Nach 10 Jahren OFW fand die Veranstaltung jedoch in 2014 überraschenderweise nicht statt. Im September 2013 hat OFW seinen Hauptsponsor L’Oreal verloren und konnte das Ziel, dass größte Mode-Event in Norwegen zu sein und dieses auch weiter auszubauen, nicht mehr umsetzen. Laut OFW-Gründer Pål Vasbotten war es notwendig, die Fashion Week zu ändern – um zu überleben. Die Veränderungen benötigen wohl jedoch etwas Zeit und aus dem Grund ist es nötig, dass die OFW für zwei oder drei Episoden aussetzt.

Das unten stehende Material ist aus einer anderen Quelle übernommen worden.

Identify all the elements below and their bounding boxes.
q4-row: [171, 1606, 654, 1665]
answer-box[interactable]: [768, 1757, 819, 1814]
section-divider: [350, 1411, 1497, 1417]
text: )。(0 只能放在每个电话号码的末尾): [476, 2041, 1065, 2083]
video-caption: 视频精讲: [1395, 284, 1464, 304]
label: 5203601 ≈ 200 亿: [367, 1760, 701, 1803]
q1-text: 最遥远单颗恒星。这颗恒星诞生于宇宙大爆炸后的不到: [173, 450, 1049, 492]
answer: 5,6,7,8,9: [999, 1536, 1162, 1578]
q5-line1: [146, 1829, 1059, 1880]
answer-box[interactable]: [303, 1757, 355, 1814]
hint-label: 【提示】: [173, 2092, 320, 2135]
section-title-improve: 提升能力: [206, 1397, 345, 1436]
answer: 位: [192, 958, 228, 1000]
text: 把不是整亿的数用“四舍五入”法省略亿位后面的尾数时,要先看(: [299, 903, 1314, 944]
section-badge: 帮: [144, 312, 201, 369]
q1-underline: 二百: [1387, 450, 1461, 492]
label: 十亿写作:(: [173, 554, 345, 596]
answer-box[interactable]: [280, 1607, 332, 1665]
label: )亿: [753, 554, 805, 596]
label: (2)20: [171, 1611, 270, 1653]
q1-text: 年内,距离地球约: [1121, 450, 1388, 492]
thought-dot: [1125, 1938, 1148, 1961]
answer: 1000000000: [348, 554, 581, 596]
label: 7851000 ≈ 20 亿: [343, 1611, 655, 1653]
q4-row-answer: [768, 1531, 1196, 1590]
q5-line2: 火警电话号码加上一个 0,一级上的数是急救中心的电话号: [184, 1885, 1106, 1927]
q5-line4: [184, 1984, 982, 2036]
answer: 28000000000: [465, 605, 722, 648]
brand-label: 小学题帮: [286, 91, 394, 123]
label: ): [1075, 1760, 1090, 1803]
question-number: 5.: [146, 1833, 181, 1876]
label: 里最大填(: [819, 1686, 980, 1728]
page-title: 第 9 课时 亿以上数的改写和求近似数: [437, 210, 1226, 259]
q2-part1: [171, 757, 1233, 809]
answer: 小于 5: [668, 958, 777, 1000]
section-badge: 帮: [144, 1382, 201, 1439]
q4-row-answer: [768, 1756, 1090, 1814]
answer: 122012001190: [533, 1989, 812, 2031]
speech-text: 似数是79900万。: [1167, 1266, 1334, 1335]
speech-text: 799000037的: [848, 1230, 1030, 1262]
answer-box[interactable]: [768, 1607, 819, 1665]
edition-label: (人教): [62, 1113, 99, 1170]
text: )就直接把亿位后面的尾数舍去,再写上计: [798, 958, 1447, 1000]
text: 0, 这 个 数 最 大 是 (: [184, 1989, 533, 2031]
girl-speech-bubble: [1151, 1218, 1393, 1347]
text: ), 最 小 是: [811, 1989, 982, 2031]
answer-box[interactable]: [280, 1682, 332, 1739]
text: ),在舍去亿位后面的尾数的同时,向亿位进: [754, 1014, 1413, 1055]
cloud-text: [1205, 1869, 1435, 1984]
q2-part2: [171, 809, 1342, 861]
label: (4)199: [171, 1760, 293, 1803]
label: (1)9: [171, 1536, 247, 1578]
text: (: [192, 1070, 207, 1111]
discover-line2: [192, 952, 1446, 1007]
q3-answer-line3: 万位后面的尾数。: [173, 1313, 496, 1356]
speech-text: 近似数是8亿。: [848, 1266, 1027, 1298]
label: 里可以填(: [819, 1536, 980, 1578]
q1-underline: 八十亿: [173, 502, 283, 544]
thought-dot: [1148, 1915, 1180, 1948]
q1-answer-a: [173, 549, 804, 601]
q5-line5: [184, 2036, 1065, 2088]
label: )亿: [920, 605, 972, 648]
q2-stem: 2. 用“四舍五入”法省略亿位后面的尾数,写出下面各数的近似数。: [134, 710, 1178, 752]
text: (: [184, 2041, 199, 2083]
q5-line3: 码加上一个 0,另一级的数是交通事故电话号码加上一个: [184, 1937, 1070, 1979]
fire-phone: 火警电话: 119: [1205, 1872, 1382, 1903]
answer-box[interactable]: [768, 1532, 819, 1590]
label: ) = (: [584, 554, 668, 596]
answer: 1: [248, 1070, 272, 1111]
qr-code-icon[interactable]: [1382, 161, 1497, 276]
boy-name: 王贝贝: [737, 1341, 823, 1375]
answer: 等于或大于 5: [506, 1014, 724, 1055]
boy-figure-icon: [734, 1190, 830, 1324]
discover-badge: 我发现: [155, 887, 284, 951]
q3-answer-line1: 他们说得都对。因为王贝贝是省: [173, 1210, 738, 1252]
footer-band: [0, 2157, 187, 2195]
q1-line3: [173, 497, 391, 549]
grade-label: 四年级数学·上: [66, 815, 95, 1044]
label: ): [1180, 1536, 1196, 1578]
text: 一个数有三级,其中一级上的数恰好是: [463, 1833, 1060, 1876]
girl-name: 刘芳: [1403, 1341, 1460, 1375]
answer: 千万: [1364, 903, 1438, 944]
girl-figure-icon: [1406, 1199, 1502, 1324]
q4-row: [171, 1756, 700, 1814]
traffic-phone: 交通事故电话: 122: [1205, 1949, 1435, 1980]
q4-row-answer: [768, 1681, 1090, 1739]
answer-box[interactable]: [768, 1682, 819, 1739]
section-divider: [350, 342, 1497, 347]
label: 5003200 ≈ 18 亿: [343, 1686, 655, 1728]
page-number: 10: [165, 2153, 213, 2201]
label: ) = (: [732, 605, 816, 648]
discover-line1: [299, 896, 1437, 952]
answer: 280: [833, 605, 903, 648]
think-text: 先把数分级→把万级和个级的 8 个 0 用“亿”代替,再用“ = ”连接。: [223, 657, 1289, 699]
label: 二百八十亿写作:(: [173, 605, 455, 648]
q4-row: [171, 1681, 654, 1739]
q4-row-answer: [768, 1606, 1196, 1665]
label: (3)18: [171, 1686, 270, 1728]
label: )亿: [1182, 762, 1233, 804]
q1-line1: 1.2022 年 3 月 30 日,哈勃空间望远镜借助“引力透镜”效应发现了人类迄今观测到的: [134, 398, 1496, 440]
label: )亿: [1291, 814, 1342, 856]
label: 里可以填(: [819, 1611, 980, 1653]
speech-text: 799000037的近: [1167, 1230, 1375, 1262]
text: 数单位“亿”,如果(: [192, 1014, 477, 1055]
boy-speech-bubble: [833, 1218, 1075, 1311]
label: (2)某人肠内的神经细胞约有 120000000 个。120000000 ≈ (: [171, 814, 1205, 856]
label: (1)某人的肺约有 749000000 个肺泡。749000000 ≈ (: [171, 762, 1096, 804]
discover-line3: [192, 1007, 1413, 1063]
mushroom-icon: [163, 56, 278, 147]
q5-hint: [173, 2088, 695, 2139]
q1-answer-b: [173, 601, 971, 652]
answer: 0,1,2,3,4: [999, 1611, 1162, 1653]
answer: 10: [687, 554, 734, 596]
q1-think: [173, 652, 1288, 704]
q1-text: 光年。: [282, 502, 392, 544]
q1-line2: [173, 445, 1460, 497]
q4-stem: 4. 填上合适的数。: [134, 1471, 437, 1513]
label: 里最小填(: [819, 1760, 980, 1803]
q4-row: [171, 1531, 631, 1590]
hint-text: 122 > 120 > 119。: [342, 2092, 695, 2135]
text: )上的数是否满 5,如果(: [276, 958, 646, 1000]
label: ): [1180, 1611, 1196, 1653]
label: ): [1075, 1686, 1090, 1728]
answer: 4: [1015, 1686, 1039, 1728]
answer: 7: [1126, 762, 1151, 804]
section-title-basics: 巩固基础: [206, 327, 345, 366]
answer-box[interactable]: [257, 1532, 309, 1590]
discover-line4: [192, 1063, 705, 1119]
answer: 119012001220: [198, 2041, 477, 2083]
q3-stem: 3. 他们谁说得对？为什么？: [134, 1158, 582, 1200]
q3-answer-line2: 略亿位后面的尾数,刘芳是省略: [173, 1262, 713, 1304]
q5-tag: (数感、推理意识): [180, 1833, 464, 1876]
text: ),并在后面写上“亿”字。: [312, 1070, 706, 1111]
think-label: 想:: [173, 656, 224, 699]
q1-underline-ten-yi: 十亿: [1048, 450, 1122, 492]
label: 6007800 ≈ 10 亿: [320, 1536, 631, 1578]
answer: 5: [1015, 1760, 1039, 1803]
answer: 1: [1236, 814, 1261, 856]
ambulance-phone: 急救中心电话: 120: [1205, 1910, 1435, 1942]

In den zehn Jahren seines Bestehens hat sich die OFW zu einem der wichtigsten Mode-Events für norwegische Designer entwickelt. Doch in den letzten Jahren hat die Fashion Week laufend Kritik einstecken müssen, auch weil die Organisation es nicht geschafft hat, genügend Aufmerksamkeit zu erregen und ausreichend neue interessante Designer und Marken zu präsentieren”. OFW ist eher eine Freakshow oder “Oslo Celebrity Week” als eine tatsächliche Fashion Week, schreibt dagbladet.no.

Ob es den Organisatoren bisher gelungen ist sich neu zu strukturieren, ist noch nicht wirklich bekannt. Sogar die Website ist nicht verfügbar, genauso wenig wie ein neuer Termin. Einen Termin für den August 2014 gibt es  nicht und wird es wohl auch nicht geben. Doch wer weiß, vielleicht taucht die OFW im kommenden Jahr wieder aus Ihrer Versenkung auf.